The Portland Art Museum's recent embrace of VR is indicative of the beyond-film sweep PAM CUT will encompass
Image: Courtesy Portland Art Museum
At the third annual Cinema Unbound Awards on March 8, the artist formerly known as the Northwest Film Center got a shiny new name: PAM CUT. That's the "Portland Art Museum Center for an Untold Tomorrow," if you're not in a hurry. The change was announced in the final moments of Tuesday night's event.
So...what does it mean, exactly? Not a lot, and quite a bit. Despite waiting longer than most theaters in town to open its doors, the Whitsell Auditorium, long home to the NW Film Center’s programming, is back up and running (with a Tilda Swinton retrospective in the pipeline). Summer camps, long a bread and butter for the organization, are in the works once more. And after skipping 2022, the Portland International Film Festival will return next year.
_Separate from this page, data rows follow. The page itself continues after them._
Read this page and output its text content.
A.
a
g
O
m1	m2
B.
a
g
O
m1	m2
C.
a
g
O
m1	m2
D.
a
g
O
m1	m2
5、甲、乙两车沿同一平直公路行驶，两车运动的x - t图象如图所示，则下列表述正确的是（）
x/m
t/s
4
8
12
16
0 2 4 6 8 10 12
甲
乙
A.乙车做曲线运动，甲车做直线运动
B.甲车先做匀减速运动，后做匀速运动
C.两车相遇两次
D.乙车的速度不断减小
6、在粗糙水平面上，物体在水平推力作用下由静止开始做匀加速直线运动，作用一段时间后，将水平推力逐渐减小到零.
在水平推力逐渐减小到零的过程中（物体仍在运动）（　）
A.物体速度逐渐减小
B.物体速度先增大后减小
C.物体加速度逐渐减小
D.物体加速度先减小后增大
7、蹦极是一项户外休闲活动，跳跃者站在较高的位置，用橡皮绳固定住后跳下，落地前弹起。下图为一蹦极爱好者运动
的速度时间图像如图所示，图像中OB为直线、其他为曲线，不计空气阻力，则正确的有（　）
But the name change codifies a shift PAM CUT executive director Amy Dotson has been driving toward since she arrived in Portland back in the fall of 2019. “Cinema unbound" was the theme of the pandemic-truncated 2020 Portland International Film Festival, which Dotson programmed. It’s the name of the awards the center has handed out annually under her leadership. And now, it characterizes the organization’s goals on a fundamental level.
“What we’ve discovered during this time is that not everybody wants to make or watch a movie,” Dotson says. “We wanted to make sure that we were being flexible both for the artists that are working today, at all levels, as well as our audiences who are coming to us and might not honestly say that they’re hardcore cinephiles.” Last fall, Dotson and the museum brought VR experiences out of Venice and Montreal to PAM as the delta variant reintroduced risk to movie theaters, and saw significant turnout. In February, the center presented a participatory "live documentary" about the Kronos Quartet by filmmaker Sam Green. There’s still traditional film programming in the works, but Dotson says to expect more multimedia events like these.
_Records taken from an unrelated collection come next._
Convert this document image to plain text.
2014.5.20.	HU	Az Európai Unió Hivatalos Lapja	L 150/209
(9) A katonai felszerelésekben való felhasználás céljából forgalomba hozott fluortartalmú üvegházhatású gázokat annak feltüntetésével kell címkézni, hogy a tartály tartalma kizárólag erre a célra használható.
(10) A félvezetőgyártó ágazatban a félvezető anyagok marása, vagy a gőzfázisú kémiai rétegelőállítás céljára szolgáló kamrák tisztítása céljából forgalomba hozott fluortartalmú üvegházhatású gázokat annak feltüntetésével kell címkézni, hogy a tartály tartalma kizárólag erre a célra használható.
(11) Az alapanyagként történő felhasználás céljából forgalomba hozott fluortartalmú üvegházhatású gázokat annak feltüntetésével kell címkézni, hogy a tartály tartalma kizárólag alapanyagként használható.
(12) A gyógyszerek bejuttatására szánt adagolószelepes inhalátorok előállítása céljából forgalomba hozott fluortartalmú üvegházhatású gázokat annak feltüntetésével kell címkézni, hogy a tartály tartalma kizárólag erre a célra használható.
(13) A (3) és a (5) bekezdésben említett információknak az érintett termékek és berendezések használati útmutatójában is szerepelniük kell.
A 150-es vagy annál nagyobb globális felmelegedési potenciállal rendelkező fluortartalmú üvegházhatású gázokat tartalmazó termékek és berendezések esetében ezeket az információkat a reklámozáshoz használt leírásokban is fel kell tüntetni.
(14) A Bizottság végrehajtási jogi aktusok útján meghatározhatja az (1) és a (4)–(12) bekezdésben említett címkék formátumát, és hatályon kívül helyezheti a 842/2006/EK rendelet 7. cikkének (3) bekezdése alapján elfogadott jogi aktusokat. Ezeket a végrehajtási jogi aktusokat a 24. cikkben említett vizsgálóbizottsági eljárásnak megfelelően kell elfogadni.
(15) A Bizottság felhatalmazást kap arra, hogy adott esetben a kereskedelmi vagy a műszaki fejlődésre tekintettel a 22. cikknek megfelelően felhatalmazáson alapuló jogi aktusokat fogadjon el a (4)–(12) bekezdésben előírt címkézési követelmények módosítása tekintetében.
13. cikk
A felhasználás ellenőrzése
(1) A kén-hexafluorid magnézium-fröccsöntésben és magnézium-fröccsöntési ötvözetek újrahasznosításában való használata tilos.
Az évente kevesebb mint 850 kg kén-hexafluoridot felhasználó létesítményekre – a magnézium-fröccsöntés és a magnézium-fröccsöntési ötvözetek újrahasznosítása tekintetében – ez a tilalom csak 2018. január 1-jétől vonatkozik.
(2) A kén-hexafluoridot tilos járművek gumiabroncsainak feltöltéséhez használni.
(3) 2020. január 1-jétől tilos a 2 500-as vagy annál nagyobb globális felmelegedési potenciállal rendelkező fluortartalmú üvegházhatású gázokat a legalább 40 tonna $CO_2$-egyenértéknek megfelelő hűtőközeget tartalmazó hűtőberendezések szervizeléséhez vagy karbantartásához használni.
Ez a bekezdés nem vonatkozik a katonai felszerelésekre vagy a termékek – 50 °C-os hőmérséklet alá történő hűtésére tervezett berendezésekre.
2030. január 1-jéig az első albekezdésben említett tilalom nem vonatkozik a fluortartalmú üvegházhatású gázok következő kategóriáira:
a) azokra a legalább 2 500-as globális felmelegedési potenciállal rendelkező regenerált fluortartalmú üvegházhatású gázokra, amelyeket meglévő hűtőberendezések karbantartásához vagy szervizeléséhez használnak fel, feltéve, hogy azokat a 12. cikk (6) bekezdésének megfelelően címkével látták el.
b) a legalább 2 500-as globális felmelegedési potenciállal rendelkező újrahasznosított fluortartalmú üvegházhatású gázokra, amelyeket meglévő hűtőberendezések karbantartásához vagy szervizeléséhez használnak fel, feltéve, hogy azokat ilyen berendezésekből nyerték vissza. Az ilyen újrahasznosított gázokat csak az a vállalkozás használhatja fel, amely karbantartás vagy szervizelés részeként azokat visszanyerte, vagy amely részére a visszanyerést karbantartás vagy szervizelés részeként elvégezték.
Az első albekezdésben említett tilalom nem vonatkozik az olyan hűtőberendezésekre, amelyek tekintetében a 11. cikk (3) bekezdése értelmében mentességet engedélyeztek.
“I do think there is an element of storytelling involved in all that we’re doing, and I do think that there’s something cinematic,” Dotson says. “I, for one, can hear cinema. I can see cinema. I just a did piece in Amsterdam where I could taste cinema, and got pheromones blown in my face.” Asked to define PAM CUT’s jurisdiction, she lands on “multi-sensorial storytelling that’s not just for some.”
To that end, then, the name change—conceived with help from local brand agency Skylight—does two things: more closely aligns the center with the Portland Art Museum (which it’s been a part of since 1978), and formally expands its scope beyond short and feature films. “I think by taking out something that is right there on the nose, we’re allowing for more flexibility, and for the doors to be open wider to those who may like film, but not love it,” Dotson says.